Supply from local mills, which crush cane from November to March, will suffice to meet demand for a few months.
“I do not see imports in the near future. I see that happening only from May,” Hiremath said.
As prices crumbled more than a third from a 29-year peak of 30.40 cents per pound reached on 1 February, Indian buyers have cancelled deals for as much as 100,000 tonnes, trade and industry sources say.
The market responded to news of the cancellations last week with an immediate slide of more than 2%.
Jonathan Kingsman, managing director of consultancy Kingsman SA, said cancellation of 100,000 tonnes of imports, particularly by small private white sugar importers, was “entirely possible”, though bigger players were unlikely to default.
“The structure of the raws market has changed in the last 10 years, so that the main importers are big refineries at end-destination, and these will not default,” he added.
Indian traders said many importers were facing heavy losses and some washouts would continue.
Jack Scoville, senior analyst for brokers the Price Futures Group in Chicago, said washouts may indicate India does not need any more sugar -- a “negative sign” for the market.
A passing phase
But Indian analysts called it a passing phase.
India might wait until June or July to buy sugar to build stocks, even if the London price falls to $470-$500 per tonne and the New York market to 16.5 cents per pound, said Amol Tilak, a senior analyst at Kotak Commodities in Mumbai.
“I see that happening soon, very soon,” he added. “Maybe in two weeks, but they will still prefer to wait until June or July.” Such a wait would allow Indian importers to space out purchases and avoid a sudden rush that drives up prices.
“I think they’ll watch the market stabilise and then come back into it.
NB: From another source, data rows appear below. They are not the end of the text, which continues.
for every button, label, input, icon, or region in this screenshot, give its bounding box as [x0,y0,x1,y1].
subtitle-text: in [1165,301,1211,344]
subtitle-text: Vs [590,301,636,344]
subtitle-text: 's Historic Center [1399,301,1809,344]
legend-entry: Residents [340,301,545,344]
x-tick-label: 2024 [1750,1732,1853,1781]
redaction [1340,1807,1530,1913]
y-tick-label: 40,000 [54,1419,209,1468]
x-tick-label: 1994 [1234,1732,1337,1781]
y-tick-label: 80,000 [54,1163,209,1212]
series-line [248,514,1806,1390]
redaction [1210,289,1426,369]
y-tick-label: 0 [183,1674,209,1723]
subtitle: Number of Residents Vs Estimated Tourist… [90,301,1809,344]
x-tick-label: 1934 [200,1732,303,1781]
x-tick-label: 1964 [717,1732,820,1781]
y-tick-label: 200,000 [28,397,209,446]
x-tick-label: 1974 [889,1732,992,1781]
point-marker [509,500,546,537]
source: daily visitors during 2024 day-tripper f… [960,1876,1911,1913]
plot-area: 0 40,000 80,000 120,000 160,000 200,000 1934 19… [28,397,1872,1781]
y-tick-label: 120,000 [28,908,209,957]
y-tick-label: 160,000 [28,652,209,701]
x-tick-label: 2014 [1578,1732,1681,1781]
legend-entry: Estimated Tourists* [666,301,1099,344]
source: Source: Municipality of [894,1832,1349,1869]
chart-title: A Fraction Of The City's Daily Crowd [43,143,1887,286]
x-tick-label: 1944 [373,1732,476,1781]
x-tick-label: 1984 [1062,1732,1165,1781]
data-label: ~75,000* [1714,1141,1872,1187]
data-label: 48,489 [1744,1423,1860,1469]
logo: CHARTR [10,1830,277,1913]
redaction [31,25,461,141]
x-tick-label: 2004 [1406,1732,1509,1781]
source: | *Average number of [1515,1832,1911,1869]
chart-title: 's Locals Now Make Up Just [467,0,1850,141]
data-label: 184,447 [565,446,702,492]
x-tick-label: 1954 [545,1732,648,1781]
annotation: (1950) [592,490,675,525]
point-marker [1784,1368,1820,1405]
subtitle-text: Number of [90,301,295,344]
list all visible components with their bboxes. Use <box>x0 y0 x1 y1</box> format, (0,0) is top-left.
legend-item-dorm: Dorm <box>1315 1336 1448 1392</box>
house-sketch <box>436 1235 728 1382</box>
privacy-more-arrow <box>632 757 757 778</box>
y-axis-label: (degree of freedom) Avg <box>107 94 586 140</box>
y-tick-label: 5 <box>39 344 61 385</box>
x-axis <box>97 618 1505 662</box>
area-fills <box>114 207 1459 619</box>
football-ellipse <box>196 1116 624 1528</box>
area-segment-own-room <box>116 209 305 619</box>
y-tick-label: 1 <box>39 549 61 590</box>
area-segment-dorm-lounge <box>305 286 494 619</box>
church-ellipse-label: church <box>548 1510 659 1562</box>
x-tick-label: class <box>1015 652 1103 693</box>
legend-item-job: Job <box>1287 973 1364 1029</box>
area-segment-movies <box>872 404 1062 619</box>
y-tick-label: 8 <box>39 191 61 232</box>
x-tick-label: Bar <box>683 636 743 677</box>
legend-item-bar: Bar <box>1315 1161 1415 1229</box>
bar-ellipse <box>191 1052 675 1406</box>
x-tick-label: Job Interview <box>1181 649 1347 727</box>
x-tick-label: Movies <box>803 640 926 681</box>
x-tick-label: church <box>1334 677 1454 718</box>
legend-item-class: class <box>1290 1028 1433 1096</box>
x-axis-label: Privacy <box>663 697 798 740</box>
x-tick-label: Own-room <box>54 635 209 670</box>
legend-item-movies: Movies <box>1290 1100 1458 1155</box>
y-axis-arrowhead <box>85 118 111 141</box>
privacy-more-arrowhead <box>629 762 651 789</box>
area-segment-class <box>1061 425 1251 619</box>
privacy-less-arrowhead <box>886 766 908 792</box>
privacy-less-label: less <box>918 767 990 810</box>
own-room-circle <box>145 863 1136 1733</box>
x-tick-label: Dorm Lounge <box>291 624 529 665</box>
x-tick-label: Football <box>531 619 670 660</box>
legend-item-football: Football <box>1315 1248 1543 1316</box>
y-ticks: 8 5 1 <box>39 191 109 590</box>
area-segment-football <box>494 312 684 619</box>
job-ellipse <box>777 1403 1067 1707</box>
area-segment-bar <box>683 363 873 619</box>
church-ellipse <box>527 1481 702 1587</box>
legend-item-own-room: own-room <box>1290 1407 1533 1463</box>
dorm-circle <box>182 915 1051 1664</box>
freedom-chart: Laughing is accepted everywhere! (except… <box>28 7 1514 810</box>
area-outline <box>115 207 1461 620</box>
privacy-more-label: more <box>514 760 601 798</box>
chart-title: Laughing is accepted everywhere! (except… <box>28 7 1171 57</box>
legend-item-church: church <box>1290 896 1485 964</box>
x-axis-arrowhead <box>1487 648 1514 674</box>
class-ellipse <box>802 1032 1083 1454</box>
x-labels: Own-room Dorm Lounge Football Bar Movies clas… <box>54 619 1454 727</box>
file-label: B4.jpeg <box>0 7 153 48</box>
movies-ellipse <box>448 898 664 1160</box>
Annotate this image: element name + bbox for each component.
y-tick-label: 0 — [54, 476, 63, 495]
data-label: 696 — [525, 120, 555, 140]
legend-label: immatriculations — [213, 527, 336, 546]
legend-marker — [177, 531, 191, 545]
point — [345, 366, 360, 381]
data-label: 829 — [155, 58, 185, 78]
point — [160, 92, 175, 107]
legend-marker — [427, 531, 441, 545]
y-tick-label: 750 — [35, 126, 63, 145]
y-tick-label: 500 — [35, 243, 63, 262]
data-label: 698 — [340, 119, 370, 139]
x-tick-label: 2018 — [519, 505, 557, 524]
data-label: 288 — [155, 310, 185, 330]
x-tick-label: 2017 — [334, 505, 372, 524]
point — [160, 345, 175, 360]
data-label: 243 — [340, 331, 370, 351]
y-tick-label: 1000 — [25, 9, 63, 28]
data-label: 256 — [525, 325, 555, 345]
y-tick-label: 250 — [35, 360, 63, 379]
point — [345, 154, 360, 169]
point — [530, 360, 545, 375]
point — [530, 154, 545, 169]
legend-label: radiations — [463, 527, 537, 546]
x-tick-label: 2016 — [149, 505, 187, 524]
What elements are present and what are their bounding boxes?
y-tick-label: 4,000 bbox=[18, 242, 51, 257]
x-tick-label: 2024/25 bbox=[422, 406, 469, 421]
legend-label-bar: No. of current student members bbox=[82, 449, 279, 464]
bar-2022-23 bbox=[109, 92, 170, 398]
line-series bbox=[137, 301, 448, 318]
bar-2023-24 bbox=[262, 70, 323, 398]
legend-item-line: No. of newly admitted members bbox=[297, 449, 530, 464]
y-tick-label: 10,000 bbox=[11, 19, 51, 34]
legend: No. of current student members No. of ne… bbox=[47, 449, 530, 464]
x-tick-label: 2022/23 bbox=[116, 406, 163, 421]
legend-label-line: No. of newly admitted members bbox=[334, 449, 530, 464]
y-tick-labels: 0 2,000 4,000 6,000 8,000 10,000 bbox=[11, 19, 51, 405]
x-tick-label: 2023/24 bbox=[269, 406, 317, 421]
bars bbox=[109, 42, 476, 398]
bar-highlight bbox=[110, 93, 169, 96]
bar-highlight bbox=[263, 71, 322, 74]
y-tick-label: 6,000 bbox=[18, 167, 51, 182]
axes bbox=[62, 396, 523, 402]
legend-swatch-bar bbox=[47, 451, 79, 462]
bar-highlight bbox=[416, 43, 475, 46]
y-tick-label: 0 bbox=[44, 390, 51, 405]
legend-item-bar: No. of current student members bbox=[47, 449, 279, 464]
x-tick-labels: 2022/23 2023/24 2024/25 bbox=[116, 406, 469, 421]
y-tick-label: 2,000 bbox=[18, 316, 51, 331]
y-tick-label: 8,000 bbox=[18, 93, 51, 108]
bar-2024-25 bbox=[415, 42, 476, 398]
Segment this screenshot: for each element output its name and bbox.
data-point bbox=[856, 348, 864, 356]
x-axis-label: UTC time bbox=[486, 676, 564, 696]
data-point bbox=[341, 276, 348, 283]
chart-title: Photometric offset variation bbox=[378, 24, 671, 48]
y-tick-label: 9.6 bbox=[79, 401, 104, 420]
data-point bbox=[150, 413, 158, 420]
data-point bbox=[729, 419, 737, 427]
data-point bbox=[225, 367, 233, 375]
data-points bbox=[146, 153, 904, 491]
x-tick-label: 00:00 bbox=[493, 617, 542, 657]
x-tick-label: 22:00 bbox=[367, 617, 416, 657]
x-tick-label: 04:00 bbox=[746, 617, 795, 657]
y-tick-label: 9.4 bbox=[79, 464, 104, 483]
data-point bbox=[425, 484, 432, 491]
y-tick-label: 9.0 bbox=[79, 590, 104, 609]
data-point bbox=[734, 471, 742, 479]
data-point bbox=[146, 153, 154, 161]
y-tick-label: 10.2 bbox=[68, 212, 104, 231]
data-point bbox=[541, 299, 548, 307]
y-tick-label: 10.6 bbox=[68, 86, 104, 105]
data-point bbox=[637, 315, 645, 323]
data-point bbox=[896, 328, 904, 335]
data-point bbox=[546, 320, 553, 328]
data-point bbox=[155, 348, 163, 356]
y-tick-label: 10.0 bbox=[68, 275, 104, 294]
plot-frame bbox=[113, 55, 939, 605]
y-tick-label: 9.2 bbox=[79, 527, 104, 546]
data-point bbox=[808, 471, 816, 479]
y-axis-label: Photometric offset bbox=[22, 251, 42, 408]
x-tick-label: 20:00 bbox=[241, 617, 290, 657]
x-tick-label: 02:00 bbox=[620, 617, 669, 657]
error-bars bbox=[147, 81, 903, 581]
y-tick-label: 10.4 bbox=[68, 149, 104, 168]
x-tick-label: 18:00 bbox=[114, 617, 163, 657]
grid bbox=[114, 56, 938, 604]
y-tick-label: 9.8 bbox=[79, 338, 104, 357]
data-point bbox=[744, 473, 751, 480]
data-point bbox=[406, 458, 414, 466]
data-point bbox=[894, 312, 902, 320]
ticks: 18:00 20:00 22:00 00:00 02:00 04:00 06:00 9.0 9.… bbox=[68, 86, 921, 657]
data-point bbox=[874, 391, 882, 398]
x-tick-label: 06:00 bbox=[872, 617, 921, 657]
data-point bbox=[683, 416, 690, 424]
There’s no guarantee the Indians will produce what they need,” said James Cordier, a senior analyst for brokers optionsellers.com in Tampa, Florida.
Indian buyers may adopt the same strategy as Egypt’s Sugar and Integrated Industries Company, which cancelled a tender to buy 300,000 tonnes because of volatile prices.
“This is leading to an environment in which buyers keep to the sidelines expecting prices to fall further and prices weakening due to evidence of no fresh demand coming in,” London-based analyst Sudakshina Unnikrishnan of Barclays Capital said in a note.
Government officials say India, which consumes about 23 million tonnes of sugar a year, should hold enough stocks to meet demand for a quarter when the new season begins on 1 October.
“If the government believes India must have stocks for 3 months, I believe we need another 4 million tonnes of imports,” Hiremath said, although some traders said 3 million tonnes might be enough as India’s output would rise next year.
Cordier said market fundamentals had not changed during the savage sell-off as supplies were tight and there was latent demand from countries such as Pakistan, which tendered for 200,000 tonnes of white sugar as the market tanked.
While Indian production estimates in 2009-10 have been ratcheted higher, the country may still need to book orders of the sweetener, he added.
The Indian Sugar Mills Association has raised its output forecast by 5% and says no imports are needed, since local output of 16.8 million tonnes, initial stocks of 4.4 million, and 3 million tonnes already imported were adequate.
But C. Rangarajan, head of the prime minister’s economic advisory council, said last month the country urgently needed to import 3 million to 5 million tonnes of sugar and opening stocks were less than half of ISMA’s estimate.
However, the estimates of both millers and the government have been off the mark in the past, and traders say India’s actual output may yet against surprise the market.
India imported 2.3 million tonnes last year after production of 14.7 million missed initial output estimates of 20 million by the government and millers, helping to fuel a rally just a year after exporting 5 million tonnes in a cyclical surge in output.
Government policies in the top cane-growing state, northern Uttar Pradesh, will be a key factor in determining prices, with state assembly polls due next year and politicians competing to win farmers’s votes with tax or other concessions.
But mills can pay high rates only if sugar prices are high, said Ashwini Bansod, analyst at MF Global Commodities India.
In the key western Indian sugar market of Kolhapur, the price of actively traded S-variety sugar fell 1.4% to Rs3,076.3 per 100 kg on Thursday, down nearly a quarter from a 7 January record high of Rs3,972.3.